= Ticketfly =

Ticket distribution service (2008–2018)

 Ticketfly was a ticket distribution service. Ticketfly was started in 2008 in San Francisco, California, and was eventually bought out and merged into Eventbrite in 2018. Andrew Dreskin, who was the CEO of Ticketfly, previously co-founded the company Ticketweb (which is now owned by Ticketmaster). Ticketfly grossed $500 million in 2013, processing 11.2 million tickets for more than 80,000 events across Canada and the United States.

After raising $37 million from investors such as Sapphire Ventures (formerly SAP Ventures), Mohr Davidow Ventures, and High Peaks Venture Partners, Ticketfly competed against Ticketmaster with cheaper tickets and social media capabilities for promoters. In 2012, they managed ticket distribution for 360 venues across the country and tripled that number in three years to more than 1,100 venues by 2015.

On October 7, 2015, Ticketfly announced its acquisition by music streaming service Pandora in a $450 million cash and stock deal to complement the company's core streaming product. CEO Brian McAndrews explained that it would leverage Ticketfly and Pandora's "engaged" user base to "thrill music lovers and lift ticket sales for artists as the most effective marketplace for connecting music makers and fans."

On June 9, 2017, Pandora sold Ticketfly to its largest competitor, Eventbrite, for $200 million.

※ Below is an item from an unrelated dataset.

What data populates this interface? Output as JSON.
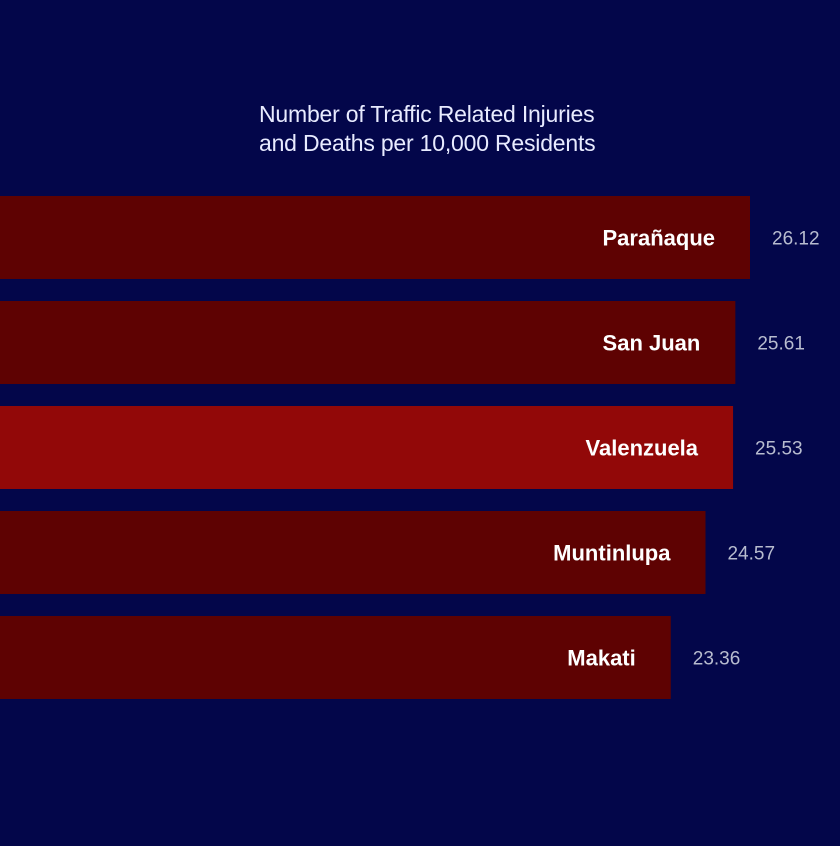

On May 31, 2018, Ticketfly confirmed that its services were the subject of a major security breach that compromised "some client and customer information", and that the site had been taken offline as a precaution to investigate. The site briefly contained a message by "IsHaKdZ" which claimed responsibility for the hack, and threatened to release an internal database used by the site's back-end for event organizers. In early June 2018, Ticketfly said that the breach included 26 million users, and included data about their names, addresses, and phone numbers.

In November 2018, it was announced that Ticketfly would be shut down, with music-oriented features to be merged into Eventbrite.